Bilder zum Testspiel zwischen dem TSV Havelse (3. Liga) und Energie Cottbus (Regionalliga)

Der TSV Havelse kam bei der Generalprobe gegen Energie Cottbus nicht über ein 1:1-Unentschieden hinaus. Zur Galerie
Der TSV Havelse kam bei der Generalprobe gegen Energie Cottbus nicht über ein 1:1-Unentschieden hinaus. ©

Neuzugang Linus Meyer wirbelt

Der neue Havelser Trainer Rüdiger Ziehl scheint hingegen eher Freund einer etwas ruhigeren Ansprache. Wenn sein Team dann auch mal die Ruhe bewahrte, lief’s auch. Nur dass das für Verhältnisse eines Drittligisten zu selten klappte gegen den Testgegner aus der Liga drunter. „Wir hatten gerade zu Beginn wenig Überzeugung, im eigenen Ballbesitz gefährlich zu werden“, analysierte Ziehl, „das müssen wir noch reinkriegen.“

Am auffälligsten noch: Zugang Linus Meyer, der erst die erste Havelser Halbchance (35.) einleitete mit einem gewonnenen Dribbling gegen drei und anderthalb Minuten später den überraschenden Führungstreffer durch Noah Plume. Wollitz meckerte danach wegen eines vorangegangenen Zweikampfs, aus seiner Sicht ein klares Foulspiel, ließ sich sogar auf einen verbalen Schlagabtausch mit einem Fan auf der Tribüne schräg hinter seiner Bank ein.

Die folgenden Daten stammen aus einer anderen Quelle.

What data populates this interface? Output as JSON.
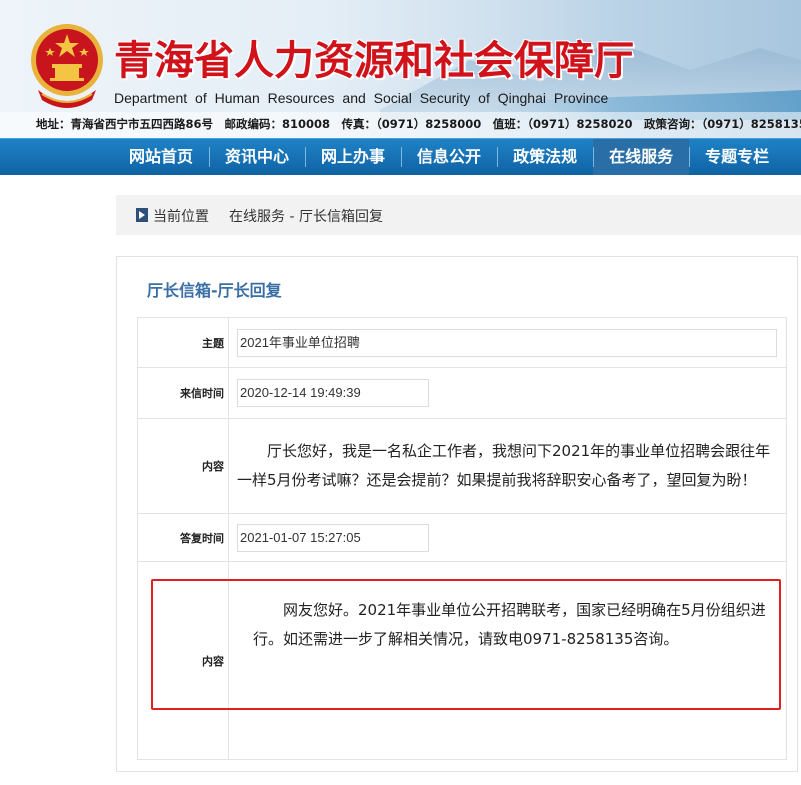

Taktisch interessantes Spiel

Denn im Wilhelm-Langrehr-Stadion ist es ist eng, alles nah beieinander, das kann nervig sein für Gäste. Auf diesen Heimvorteil muss der TSV in der Liga leider verzichten. Wegen der Zuschauerbestimmung der 3. Liga spielt Ziehls Team in der HDI-Arena, statt in Garbsen. Bis zu 15.000 Fans dürften rein, das hat das Gesundheitsamt vor wenigen Tagen erst erlaubt. Beim Test gegen Cottbus in der Heimat waren es allerdings nur wenige Hundert. Könnte sein, dass es in der Liga nicht immer deutlich mehr werden im fremden Heimstadion von 96.

Die Fans, die gegen Energie da waren, sahen zumindest ein taktisch interessantes Spiel. Noch vor der Pause hielt Torwart Norman Quindt dann die bis dahin beste Cottbusser Chance trotz Vollspann aus kurzer Distanz fest (45.), nach 66 Minuten dann erneut stark gegen den eingewechselten Energie-Gaststürmer Michael Seaton. Dem war der Ball fünf Meter vor Quindts Tor vor die Füße gefallen.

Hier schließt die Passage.